Hal tersebut sesuai dengan pernyataan Ahkam Zubair, bahwa:
Vygotsky, menyatakan bahwa pembelajaran terjadi apabila peserta didik bekerja
atau belajar menangani tugas‐tugas yang belum dipelajari namun tugas‐tugas itu
masih berada dalam jangkauan kemampuan atau tugas itu berada dalam zone of
proximal development, daerah yang terletak antara tingkat perkembangan anak
saat ini yang didefenisikan sebagai kemampuan pemecahan masalah dibawah
bimbingan orang dewasa atau teman sebaya yang lebih mampu.

Dalam hal ini dapat dilihat bahwa Vygotsky tidak jauh berbeda dengan Piaget
yang mengakui adanya manfaat membiarkan peserta didik membuat
penemuannya untuk memecahkan permasalahannya sendiri. Dan Vygotsky juga
memandang adanya manfaat meminta orang dewasa menjelaskan penemuan-
penemuan yang telah dilakukan oleh generasi sebelumnya. Dan dari sinilah dapat
dilihat jika teori Vygotsky sesuai dengan esensi model saintifik.
Kemudian, dari keterangan di atas, dapat ditarik kesimpulan bahwa implementasi
dari model saintifik dalam pembelajaran telah menggabungkan ketiga pemikiran
ahli psikologi tersebut. Sehingga, hasil belajar peserta didik bisa didapat dengan
menghadapkan mereka pada suatu masalah yang kemudian seorang pendidik
menfasilitasi atau mengarahkan mereka untuk memecahkan permasalahan tersebut
dengan cara mereka sendiri.

Filosofi Model Saintifik


Menurut Kemdikbud, secara filosofi model saintifik didasari oleh pergeseran
paradigma belajar abad 21. Ciri abad 21 ditandai dengan era informasi (tersedia
dimana saja dan kapan saja), era komputasi (lebih cepat menggunakan mesin), era
otomasi (menjangkau semua pekerjaan rutin), dan era komunikasi (dimana saja
dan kemana saja). Esensi model ilmiah dalam pembelajaran merujuk pada
pandangan bahwa pembelajaran pada dasarnya merupakan proses ilmiah.
Model ilmiah dipandang paling cocok dalam pengembangan sikap, keterampilan,
dan pengetahuan peserta didik. Dalam model atau proses kerja ilmiah, para
ilmuwan lebih mengedepankan penalaran induktif (inductive reasoning)
ketimbang penalaran deduktif (deductive reasoning). Penalaran deduktif
dilakukan dengan mengamati fenomena umum untuk menarik kesimpulan yang
spesifik. Sebaliknya, penalaran induktif dilakukan dengan mengamati fenomena
atau situasi spesifik untuk menarik kesimpulan secara keseluruhan.
Berdasarkan penjelasan di atas bahwa dalam memenuhi abad ke-21 ini,
pendidikan berperan penting dalam menjamin peseta didik untuk memiliki
keterampilan belajar dan berinovasi, keterampilan dalam menggunakan teknologi
dan media informasi, serta dapat bekerja dan bertahan dengan menggunakan
keterampilan untuk hidup.

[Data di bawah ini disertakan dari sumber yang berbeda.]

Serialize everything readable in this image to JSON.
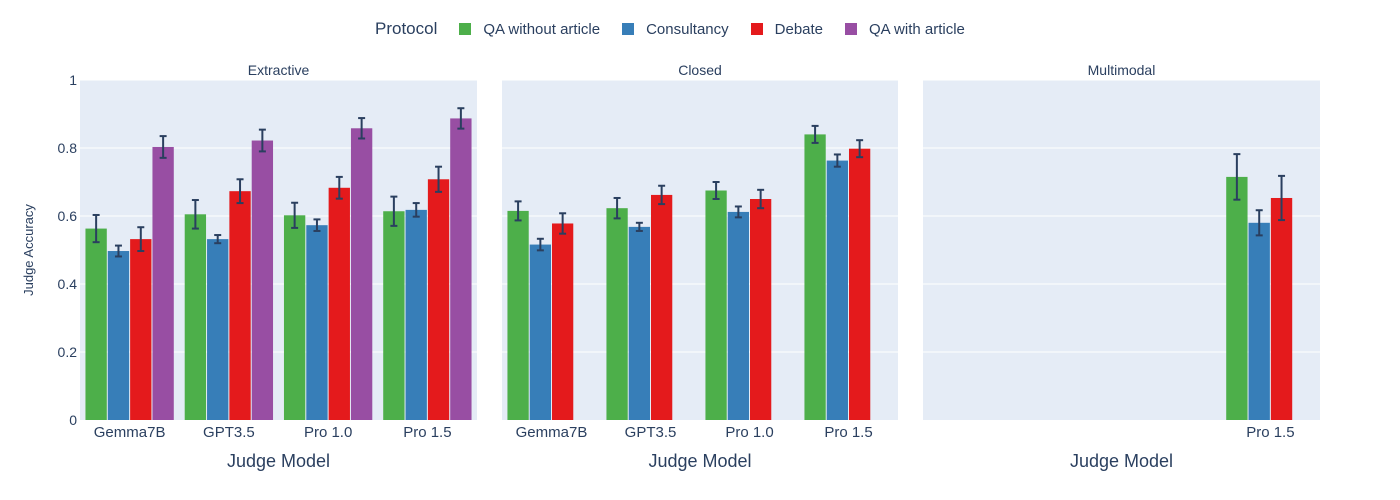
{
  "legend": {
    "title": "Protocol",
    "items": [
      {
        "label": "QA without article",
        "color": "#4daf4a"
      },
      {
        "label": "Consultancy",
        "color": "#377eb8"
      },
      {
        "label": "Debate",
        "color": "#e41a1c"
      },
      {
        "label": "QA with article",
        "color": "#984ea3"
      }
    ]
  },
  "chart_data": {
    "type": "bar",
    "ylabel": "Judge Accuracy",
    "ylim": [
      0,
      1
    ],
    "yticks": [
      0,
      0.2,
      0.4,
      0.6,
      0.8,
      1
    ],
    "ytick_labels": [
      "0",
      "0.2",
      "0.4",
      "0.6",
      "0.8",
      "1"
    ],
    "legend_position": "top",
    "grid": true,
    "panels": [
      {
        "title": "Extractive",
        "xlabel": "Judge Model",
        "categories": [
          "Gemma7B",
          "GPT3.5",
          "Pro 1.0",
          "Pro 1.5"
        ],
        "series": [
          {
            "name": "QA without article",
            "values": [
              0.563,
              0.605,
              0.602,
              0.614
            ],
            "errors": [
              0.04,
              0.042,
              0.037,
              0.043
            ]
          },
          {
            "name": "Consultancy",
            "values": [
              0.497,
              0.532,
              0.573,
              0.618
            ],
            "errors": [
              0.016,
              0.012,
              0.017,
              0.02
            ]
          },
          {
            "name": "Debate",
            "values": [
              0.532,
              0.673,
              0.683,
              0.708
            ],
            "errors": [
              0.035,
              0.035,
              0.032,
              0.037
            ]
          },
          {
            "name": "QA with article",
            "values": [
              0.803,
              0.822,
              0.858,
              0.887
            ],
            "errors": [
              0.032,
              0.032,
              0.03,
              0.03
            ]
          }
        ]
      },
      {
        "title": "Closed",
        "xlabel": "Judge Model",
        "categories": [
          "Gemma7B",
          "GPT3.5",
          "Pro 1.0",
          "Pro 1.5"
        ],
        "series": [
          {
            "name": "QA without article",
            "values": [
              0.615,
              0.623,
              0.675,
              0.84
            ],
            "errors": [
              0.028,
              0.03,
              0.025,
              0.025
            ]
          },
          {
            "name": "Consultancy",
            "values": [
              0.516,
              0.568,
              0.612,
              0.763
            ],
            "errors": [
              0.017,
              0.012,
              0.016,
              0.018
            ]
          },
          {
            "name": "Debate",
            "values": [
              0.578,
              0.662,
              0.65,
              0.798
            ],
            "errors": [
              0.03,
              0.027,
              0.027,
              0.025
            ]
          },
          {
            "name": "QA with article",
            "values": [
              null,
              null,
              null,
              null
            ],
            "errors": [
              null,
              null,
              null,
              null
            ]
          }
        ]
      },
      {
        "title": "Multimodal",
        "xlabel": "Judge Model",
        "categories": [
          "",
          "",
          "",
          "Pro 1.5"
        ],
        "series": [
          {
            "name": "QA without article",
            "values": [
              null,
              null,
              null,
              0.715
            ],
            "errors": [
              null,
              null,
              null,
              0.067
            ]
          },
          {
            "name": "Consultancy",
            "values": [
              null,
              null,
              null,
              0.58
            ],
            "errors": [
              null,
              null,
              null,
              0.037
            ]
          },
          {
            "name": "Debate",
            "values": [
              null,
              null,
              null,
              0.653
            ],
            "errors": [
              null,
              null,
              null,
              0.065
            ]
          },
          {
            "name": "QA with article",
            "values": [
              null,
              null,
              null,
              null
            ],
            "errors": [
              null,
              null,
              null,
              null
            ]
          }
        ]
      }
    ]
  }
}
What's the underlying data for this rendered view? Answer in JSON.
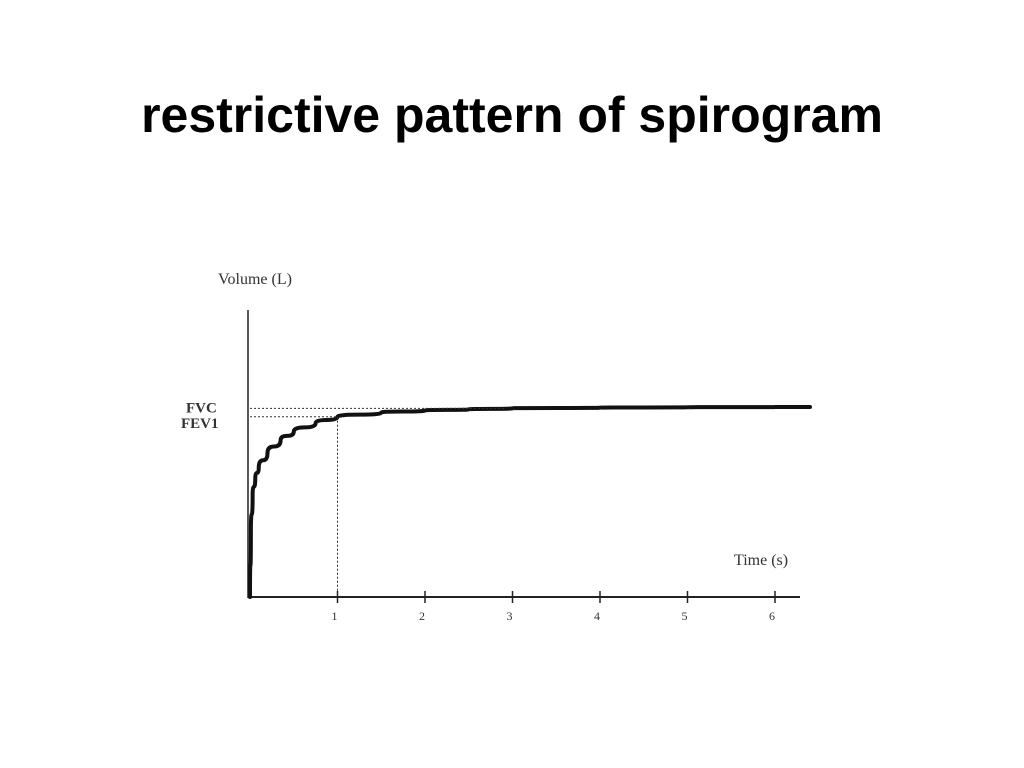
{
  "slide": {
    "title": "restrictive pattern of spirogram"
  },
  "chart_data": {
    "type": "line",
    "title": "",
    "xlabel": "Time (s)",
    "ylabel": "Volume (L)",
    "x_ticks": [
      "1",
      "2",
      "3",
      "4",
      "5",
      "6"
    ],
    "xlim": [
      0,
      6.4
    ],
    "markers": [
      {
        "label": "FVC",
        "level": 0.89
      },
      {
        "label": "FEV1",
        "level": 0.85
      }
    ],
    "fev1_time": 1,
    "series": [
      {
        "name": "",
        "x": [
          0,
          0.01,
          0.03,
          0.06,
          0.1,
          0.2,
          0.35,
          0.5,
          0.75,
          1,
          1.5,
          2,
          2.5,
          3,
          4,
          5,
          6,
          6.4
        ],
        "y": [
          0,
          0.3,
          0.48,
          0.56,
          0.61,
          0.68,
          0.74,
          0.78,
          0.82,
          0.85,
          0.87,
          0.88,
          0.885,
          0.89,
          0.893,
          0.895,
          0.896,
          0.896
        ]
      }
    ],
    "grid": false,
    "legend": "none"
  }
}
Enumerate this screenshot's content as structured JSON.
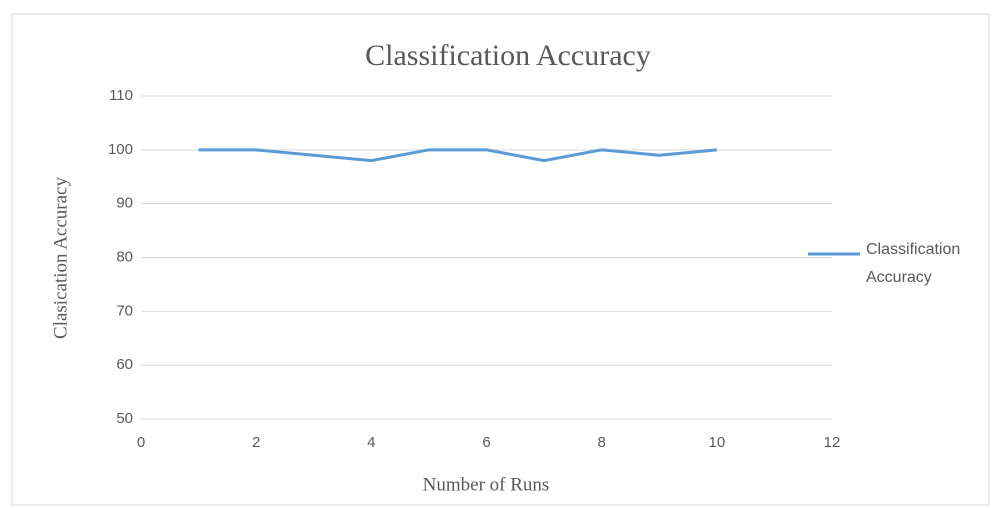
{
  "chart_data": {
    "type": "line",
    "title": "Classification Accuracy",
    "x_label": "Number of Runs",
    "y_label": "Clasication Accuracy",
    "x": [
      1,
      2,
      3,
      4,
      5,
      6,
      7,
      8,
      9,
      10
    ],
    "series": [
      {
        "name": "Classification Accuracy",
        "color": "#5b9bd5",
        "values": [
          100,
          100,
          99,
          98,
          100,
          100,
          98,
          100,
          99,
          100
        ]
      }
    ],
    "xlim": [
      0,
      12
    ],
    "xticks": [
      0,
      2,
      4,
      6,
      8,
      10,
      12
    ],
    "ylim": [
      50,
      110
    ],
    "yticks": [
      50,
      60,
      70,
      80,
      90,
      100,
      110
    ],
    "grid": true,
    "legend": "right"
  }
}
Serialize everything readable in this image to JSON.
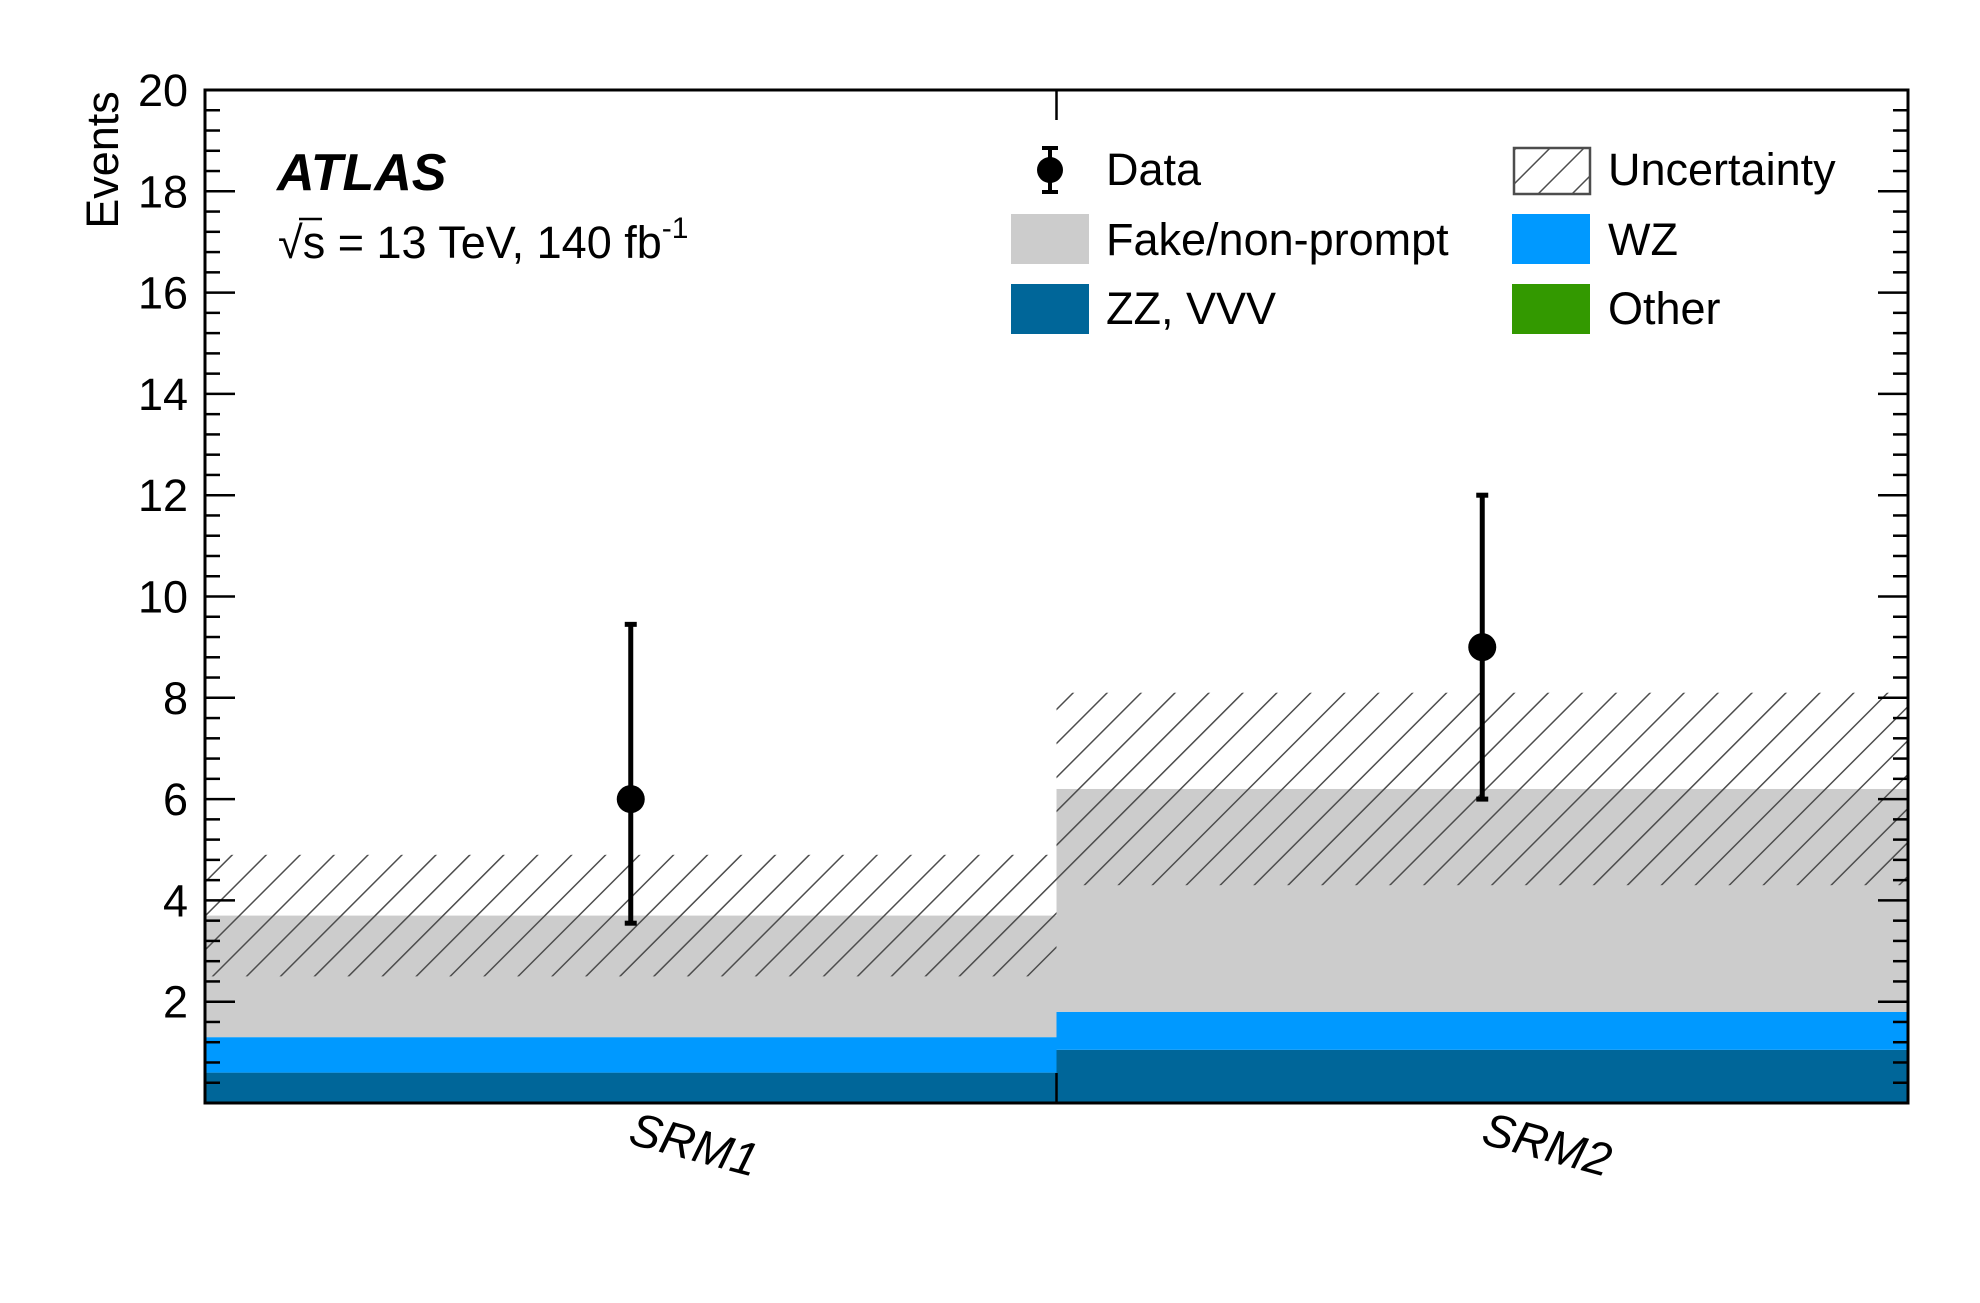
{
  "chart_data": {
    "type": "bar",
    "stacked": true,
    "categories": [
      "SRM1",
      "SRM2"
    ],
    "ylabel": "Events",
    "xlabel": "",
    "ylim": [
      0,
      20
    ],
    "yticks": [
      "2",
      "4",
      "6",
      "8",
      "10",
      "12",
      "14",
      "16",
      "18",
      "20"
    ],
    "experiment_label": "ATLAS",
    "energy_label": {
      "sqrt_symbol": "√",
      "s": "s",
      "text": " = 13 TeV, 140 fb",
      "superscript": "-1"
    },
    "series": [
      {
        "name": "ZZ, VVV",
        "values": [
          0.6,
          1.05
        ],
        "color": "#006699"
      },
      {
        "name": "Other",
        "values": [
          0.0,
          0.0
        ],
        "color": "#339900"
      },
      {
        "name": "WZ",
        "values": [
          0.7,
          0.75
        ],
        "color": "#0099ff"
      },
      {
        "name": "Fake/non-prompt",
        "values": [
          2.4,
          4.4
        ],
        "color": "#cccccc"
      }
    ],
    "uncertainty": {
      "name": "Uncertainty",
      "low": [
        2.5,
        4.3
      ],
      "high": [
        4.9,
        8.1
      ]
    },
    "data": {
      "name": "Data",
      "values": [
        6,
        9
      ],
      "err_low": [
        2.45,
        3.0
      ],
      "err_high": [
        3.45,
        3.0
      ]
    },
    "legend_placement": "top-right",
    "grid": false
  }
}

Pemilihan model pembelajaran ini dipandang mampu
mencapai tujuan pendidikan yaitu keseimbangan pengetahuan, sikap, dan
keterampilan dalam diri peserta didik.

Sintaks Model Saintifik


Dalam Permendikbud No. 103 Tahun 2014 dinyatakan bahwa pembelajaran
dengan model saintifik terdiri atas lima langkah kegiatan belajar yakni mengamati
(observing), menanya (questioning), mengumpulkan informasi/mencoba
(experimenting), menalar atau mengasosiasi (associating), mengomunikasikan
(communicating) yang dapat dilanjutkan dengan mencipta. Langkah-langkah
pembelajaran dengan model saintifik tersebut mengikuti langkah-langkah pada
metode ilmiah.
Lima langkah tersebut, haruslah melalui beberapa kegiatan belajar, yakni:

1. Mengamati
Kegiatan ini dibutuhkan untuk dapat memahami proses terjadinya penemuan data.
Mengutip dari Patton, Andayani menyatakan “Tujuan pengamatan adalah
mendeskripsikan setting yang dipelajari, aktivitas aktivitas yang berlangsung,
orang-orang yang terlibat dalam aktivitas, dan makna kejadian dilihat dari
prespektif mereka yang terlihat dalam kejadian yang diamati tersebut”.
Oleh karenanya, kegiatan belajar pada tahap ini seorang pendidik harus
memfasilitasi peserta didiknya untuk melakukan pengamatan dengan atau tanpa
alat. Adapun kegiatan mengamati ini adalah dengan membaca, mendengar,
menyimak, atau melihat (dengan atau tanpa alat). Dengan begitu, peserta didik
dilatih untuk bersungguh-sungguh, teliti, serta mencari informasi untuk
memecahkan permasalahan.

2. Menanya
Sedangkan kegiatan belajar pada tahap ini adalah mengajukan pertanyaan tentang
informasi yang tidak dipahami dari apa yang diamati atau pertanyaan untuk
mendapatkan informasi tambahan tentang apa yang diamati (dimulai dari
pertanyaan faktual sampai ke pertanyaan yang bersifat hipotetik. Adapun
kompetensi yang dikembangkan adalah kreatifitas, rasa ingin tahu, kemampuan
merumuskan pertanyaan untuk membentuk pikiran kritis akan perlunya hidup
cerdas dan belajar sepanjang hayat. Dengan demikian, kegiatan menanya ini
merupakan tindak lanjut dari mengamati dengan tujuan mendapatkan informasi
tambahan. Sehingga, peserta didik pun menjadi lebih kritis.
3. Mengumpulkan informasi
Pada langkah ini dilakukan dengan cara, membaca sumber lain (selain buku teks),
mengamati objek atau kejadian, juga wawancara dengan sumber yang berkaitan.
Sedangkan, kompetensi yang
dikembangkan adalah sikap teliti, jujur, sopan, menghargai pendapat orang lain,
kemampuan dalam berkomunikasi dan mengumpulkan informasi melalui berbagai
cara yang dipelajari, selain itu juga mengembangkan kebiasaan belajar. Sehingga,
pada tahap ini peserta didik menjadi lebih banyak tahu dengan hal-hal yang baru
dan berhubungan dengan apa yang dibutuhkan.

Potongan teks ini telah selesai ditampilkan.